Fonte: site da Ursula Le Guin
"Conselho Ecumênico é um organismo místico, não um organismo político. Eles consideram todo começo muito importante. Começos e meios. Sua doutrina é justamente o oposto daquele em que os fins justificam os meios. Sendo assim, agem de modo sutil e vagaroso, ao mesmo tempo estranho e arriscado, do mesmo modo que a evolução, que, em certo sentido, é seu modelo..." (pág 208)

Genly Ai, por ser um estranho nesta região de Gethen, passa a vivenciar de perto toda a organização social, política e cultural dos povos de Inverno, mais especialmente das terras inimigas de Karhide - uma monarquia abrupta e cheia de reviravoltas - e Orgaryen - uma burocracia parlamentar onde as decisões são tomadas quando você menos espera. Aos poucos, vamos conhecendo esse território fantástico e ganhando uma nova visão não apenas desse vasto universo criado por Ursula mas até de nós, seres humanos, ao compararmos nossa raça aos gethenianos. Há um ponto crucial para entendermos a série de questionamentos levantados durante a obra - Os habitantes de Inverno são ambissexuais, ou seja, possuem dentro de si tanto o sexo masculino quanto feminino. É como um mundo em que nenhuma dicotomia entre os sexos é feita e o yin e yan é realmente visto como um só.  

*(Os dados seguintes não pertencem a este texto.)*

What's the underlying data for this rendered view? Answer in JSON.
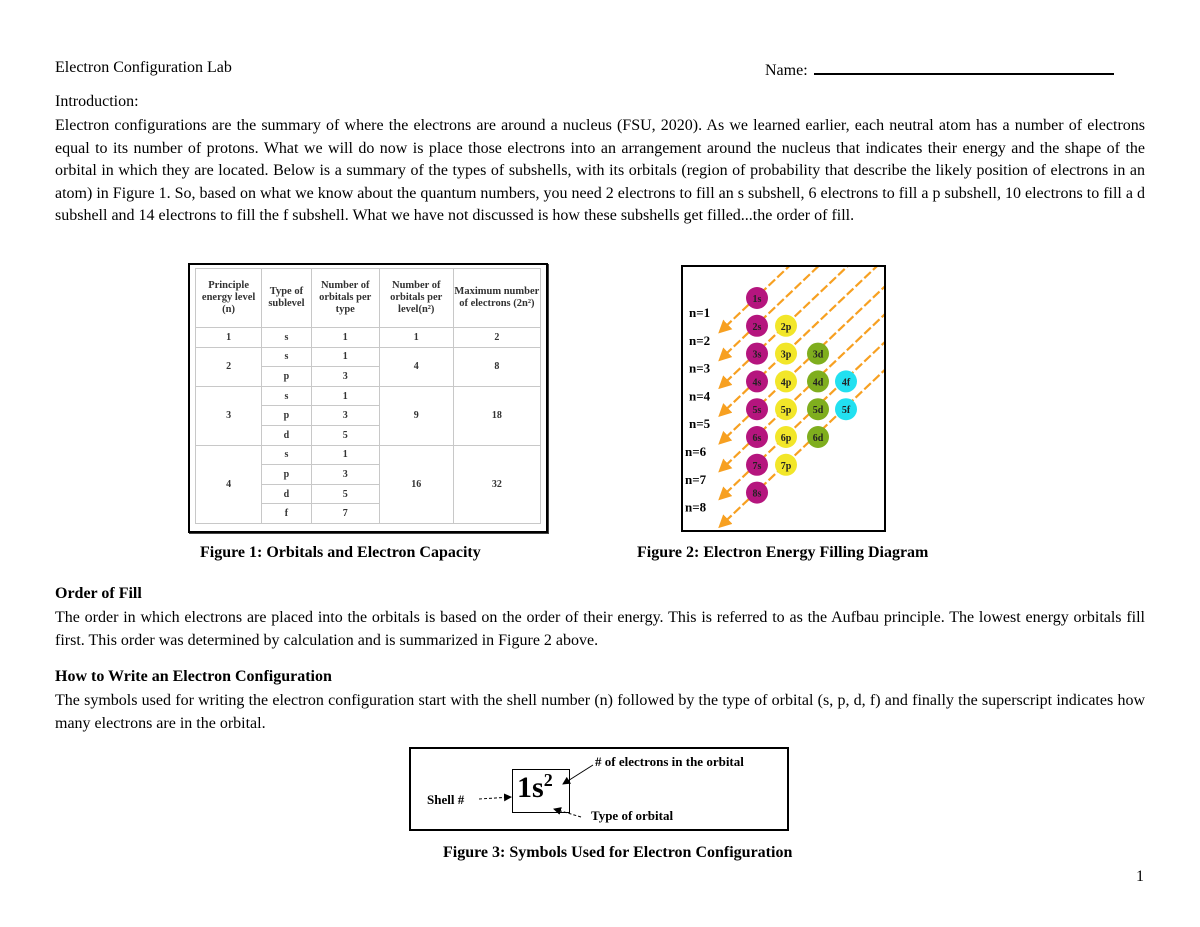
{
  "header": {
    "title": "Electron Configuration Lab",
    "name_label": "Name:"
  },
  "intro": {
    "heading": "Introduction:",
    "body": "Electron configurations are the summary of where the electrons are around a nucleus (FSU, 2020). As we learned earlier, each neutral atom has a number of electrons equal to its number of protons. What we will do now is place those electrons into an arrangement around the nucleus that indicates their energy and the shape of the orbital in which they are located. Below is a summary of the types of subshells, with its orbitals (region of probability that describe the likely position of electrons in an atom) in Figure 1. So, based on what we know about the quantum numbers, you need 2 electrons to fill an s subshell, 6 electrons to fill a p subshell, 10 electrons to fill a d subshell and 14 electrons to fill the f subshell. What we have not discussed is how these subshells get filled...the order of fill."
  },
  "figure1": {
    "caption": "Figure 1:  Orbitals and Electron Capacity",
    "headers": [
      "Principle energy level (n)",
      "Type of sublevel",
      "Number of orbitals per type",
      "Number of orbitals per level(n²)",
      "Maximum number of electrons (2n²)"
    ],
    "groups": [
      {
        "n": "1",
        "per_level": "1",
        "max": "2",
        "rows": [
          [
            "s",
            "1"
          ]
        ]
      },
      {
        "n": "2",
        "per_level": "4",
        "max": "8",
        "rows": [
          [
            "s",
            "1"
          ],
          [
            "p",
            "3"
          ]
        ]
      },
      {
        "n": "3",
        "per_level": "9",
        "max": "18",
        "rows": [
          [
            "s",
            "1"
          ],
          [
            "p",
            "3"
          ],
          [
            "d",
            "5"
          ]
        ]
      },
      {
        "n": "4",
        "per_level": "16",
        "max": "32",
        "rows": [
          [
            "s",
            "1"
          ],
          [
            "p",
            "3"
          ],
          [
            "d",
            "5"
          ],
          [
            "f",
            "7"
          ]
        ]
      }
    ]
  },
  "figure2": {
    "caption": "Figure 2:  Electron Energy Filling Diagram",
    "levels": [
      "n=1",
      "n=2",
      "n=3",
      "n=4",
      "n=5",
      "n=6",
      "n=7",
      "n=8"
    ],
    "orbitals": [
      "1s",
      "2s",
      "2p",
      "3s",
      "3p",
      "3d",
      "4s",
      "4p",
      "4d",
      "4f",
      "5s",
      "5p",
      "5d",
      "5f",
      "6s",
      "6p",
      "6d",
      "7s",
      "7p",
      "8s"
    ],
    "colors": {
      "s": "#b5157e",
      "p": "#f2e629",
      "d": "#7fae1e",
      "f": "#22e0f0",
      "arrow": "#f7a021"
    }
  },
  "order_of_fill": {
    "heading": "Order of Fill",
    "body": "The order in which electrons are placed into the orbitals is based on the order of their energy. This is referred to as the Aufbau principle. The lowest energy orbitals fill first. This order was determined by calculation and is summarized in Figure 2 above."
  },
  "how_to": {
    "heading": "How to Write an Electron Configuration",
    "body": "The symbols used for writing the electron configuration start with the shell number (n) followed by the type of orbital (s, p, d, f) and finally the superscript indicates how many electrons are in the orbital."
  },
  "figure3": {
    "caption": "Figure 3:  Symbols Used for Electron Configuration",
    "symbol": "1s",
    "superscript": "2",
    "shell_label": "Shell #",
    "electrons_label": "# of electrons in the orbital",
    "type_label": "Type of orbital"
  },
  "page_number": "1"
}
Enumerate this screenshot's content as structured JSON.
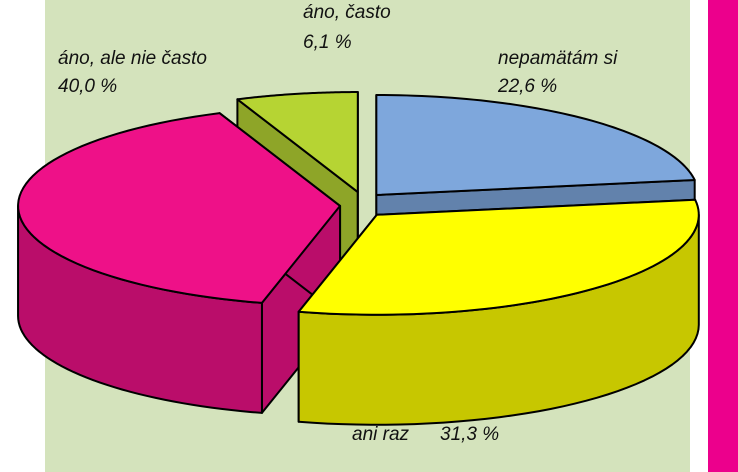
{
  "chart_data": {
    "type": "pie",
    "categories": [
      "nepamätám si",
      "ani raz",
      "áno, ale nie často",
      "áno, často"
    ],
    "values": [
      22.6,
      31.3,
      40.0,
      6.1
    ],
    "value_labels": [
      "22,6 %",
      "31,3 %",
      "40,0 %",
      "6,1 %"
    ],
    "colors": [
      "#7ea7dc",
      "#ffff00",
      "#ee1188",
      "#b6d433"
    ]
  }
}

"Vida e morte são como amantes na unidade do êxtase - dois em um - como mãos postas, uma contra a outra, são o princípio e o fim."(pág. 188)
 Além de me surpreender com os rumos que a história tomava a cada capítulo (O livro é dividido entre as narrações de Genly Ai e Estraven, o que nos presenteia tanta com a visão alienígena dos fatos quanto a perspectiva de um habitante local), A Mão Esquerda da Escuridão é rápido e abrupto, uma leitura muito mais leve do que eu aparenta. Os poucos momentos que diminui o passo foram por puro deleite da escrita de Ursula, que nos dão belíssimos quotes como esse:

"Um estranho é uma curiosidade, dois são uma invasão." (pág. 166)
Sem grandes floreios, Ursula nos coloca para refletir em cada uma de suas passagens, lançando perguntas estupidamente óbvias  referentes a questões como a natureza da guerra e a supremacia que a história sempre deu ao sexo masculino (Uma crítica fielmente encaixada com o contexto histórico e social da autora). Em diversos trechos, tive que soltar um "uau" baixinho  pela sagacidade da mulher. Simplesmente fantástico. Um trabalho feito para ser lido, discutido e repassado para todos que ainda procuram por alguma fé na humanidade.